Around 700 years ago in Germany, a Christian theologian, philosopher, and mystic by the name of Meister Eckhart said this...


“The shell must be cracked apart if what is in it is to come out, for if you want the kernel you must break the shell. And therefore if you want to discover nature’s nakedness you must destroy its symbols, and the farther you get in, the nearer you come to its essence. When you come to the One that gathers all things up into itself, there you must stay.”


However, this quintessence might be described is limited to the linguistic symbols and concepts we must employ when we communicate. The danger of any communication, however, is to participate in a fraud, leading those still locked in suffering, to mistake the symbols of communication for the essence, which are inadequately being described. That is the danger, but it is a risk, which must be accepted. Surrogate of words can never take the place of tasting the sweet divine nectar. And to so taste, requires personal in-the-mouth experience. Words will not give anyone the taste.
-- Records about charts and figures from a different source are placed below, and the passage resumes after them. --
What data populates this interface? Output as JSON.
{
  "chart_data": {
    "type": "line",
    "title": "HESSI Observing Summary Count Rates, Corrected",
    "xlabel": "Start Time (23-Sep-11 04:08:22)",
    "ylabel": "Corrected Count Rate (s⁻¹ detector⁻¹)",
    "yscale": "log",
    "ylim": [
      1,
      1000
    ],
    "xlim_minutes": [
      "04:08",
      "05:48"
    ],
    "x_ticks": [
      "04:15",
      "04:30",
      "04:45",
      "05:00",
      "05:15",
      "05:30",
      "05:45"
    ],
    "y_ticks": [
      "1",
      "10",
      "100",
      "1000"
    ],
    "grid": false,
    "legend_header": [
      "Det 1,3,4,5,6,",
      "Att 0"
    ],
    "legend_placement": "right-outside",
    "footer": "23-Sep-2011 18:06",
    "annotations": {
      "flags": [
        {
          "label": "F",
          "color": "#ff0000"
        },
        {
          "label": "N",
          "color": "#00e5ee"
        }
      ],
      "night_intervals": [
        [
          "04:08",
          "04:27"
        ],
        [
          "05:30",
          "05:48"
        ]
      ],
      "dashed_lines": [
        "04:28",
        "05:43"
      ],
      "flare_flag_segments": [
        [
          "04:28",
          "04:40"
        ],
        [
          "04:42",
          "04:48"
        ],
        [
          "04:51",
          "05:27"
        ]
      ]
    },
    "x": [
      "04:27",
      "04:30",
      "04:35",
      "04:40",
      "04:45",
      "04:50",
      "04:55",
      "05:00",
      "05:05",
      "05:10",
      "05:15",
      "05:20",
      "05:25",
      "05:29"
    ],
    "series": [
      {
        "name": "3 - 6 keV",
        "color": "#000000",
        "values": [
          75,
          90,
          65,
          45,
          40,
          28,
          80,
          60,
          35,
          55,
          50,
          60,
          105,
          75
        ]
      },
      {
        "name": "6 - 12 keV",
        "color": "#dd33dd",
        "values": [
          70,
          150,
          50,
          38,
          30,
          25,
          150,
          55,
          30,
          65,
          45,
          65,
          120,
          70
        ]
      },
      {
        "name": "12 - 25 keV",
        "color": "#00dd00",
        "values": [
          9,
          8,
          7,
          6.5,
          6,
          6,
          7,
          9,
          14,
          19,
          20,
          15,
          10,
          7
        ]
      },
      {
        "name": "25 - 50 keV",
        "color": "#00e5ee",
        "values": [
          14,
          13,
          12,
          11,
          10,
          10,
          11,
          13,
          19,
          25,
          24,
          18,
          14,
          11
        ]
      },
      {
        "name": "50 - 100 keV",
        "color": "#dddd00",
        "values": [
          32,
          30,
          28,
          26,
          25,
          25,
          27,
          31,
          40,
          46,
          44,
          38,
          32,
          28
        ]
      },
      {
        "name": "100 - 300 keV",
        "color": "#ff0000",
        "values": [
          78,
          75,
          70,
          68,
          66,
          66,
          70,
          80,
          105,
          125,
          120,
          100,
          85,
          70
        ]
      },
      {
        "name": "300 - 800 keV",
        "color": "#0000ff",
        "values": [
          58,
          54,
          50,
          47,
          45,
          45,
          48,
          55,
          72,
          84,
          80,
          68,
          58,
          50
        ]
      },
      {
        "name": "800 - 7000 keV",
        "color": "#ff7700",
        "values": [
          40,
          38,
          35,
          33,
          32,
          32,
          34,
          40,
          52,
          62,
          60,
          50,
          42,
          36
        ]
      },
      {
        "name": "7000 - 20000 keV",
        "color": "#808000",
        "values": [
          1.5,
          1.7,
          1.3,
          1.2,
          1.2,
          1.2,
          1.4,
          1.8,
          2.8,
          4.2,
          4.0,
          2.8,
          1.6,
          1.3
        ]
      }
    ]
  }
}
From Huang Po’s perspective, there is a bonded connection between phenomena and this One Mind—They too are the same thing. Neither can exist apart from the other. Hear what he said about his connection...To the ancients, to find the true essence of life, it was necessary to cast off body and mind. When all forms are abandoned, there is the Buddha.”


In an unexplainable way, Mind is no-Mind, which is, of course, the teaching of the Heart Sutra—Form is emptiness. This eternal  Void/Emptiness is the ground out of which impermanent, mortal forms arise. It is Buddha-nature (Buddha dhatu—womb of the Buddha: our essential nature). And the pearl of hope contained in this understanding is that while phenomenal life blows away like dust in the wind, our true nature never passes away. Our intrinsic nature is both natural (phenomenal and finite) and transcendent (noumenal and infinite). We are both form and emptiness. To savor, just impermanence is to suck on an empty clamshell and imagine a full stomach.


As Buddhism becomes known in the West, an unfortunate development is occurring as a reflection of our preoccupation with science. Objectivity is the cornerstone of science since it begins and ends with the ability to measure phenomena. Anything beyond that constraint has no scientific validity and is consequently seen of no value. There is much of value about Buddhism from that limited perspective just as there is much of value in the study of anatomy, but neither anatomy nor phenomenal Buddhism has very much to say about the sublime source of both, and neither could exist without it.


Orthodox Buddhism denies the existence of Atman—SELF, claiming that everything is null and void, arguing one side but denying the other, which Nagarjuna nails as nihilism. This argument is counter to the premise of dependent origination, which is foundational to Buddhism as well as the teachings of the Buddha himself. The evident point missed in this argument is that emptiness is itself empty (non-empty). Does SELF exist? Nagarjuna would answer “yes” and “no”—the Middle Way. If the essence of SELF exists, then nobody, except SELF, would know without the counterweight.


Science is a marvelous tool but is limited to measurability. Yet no one has ever been able to measure mind (much less even find it), which according to numerous Buddhist texts, is the Buddha. We have come a long way over the centuries and can measure things today, not even previously imagined. Does that mean that reality comes and goes according to the capacity of tools? Truth stands alone and is not conditioned by progress, however marvelous.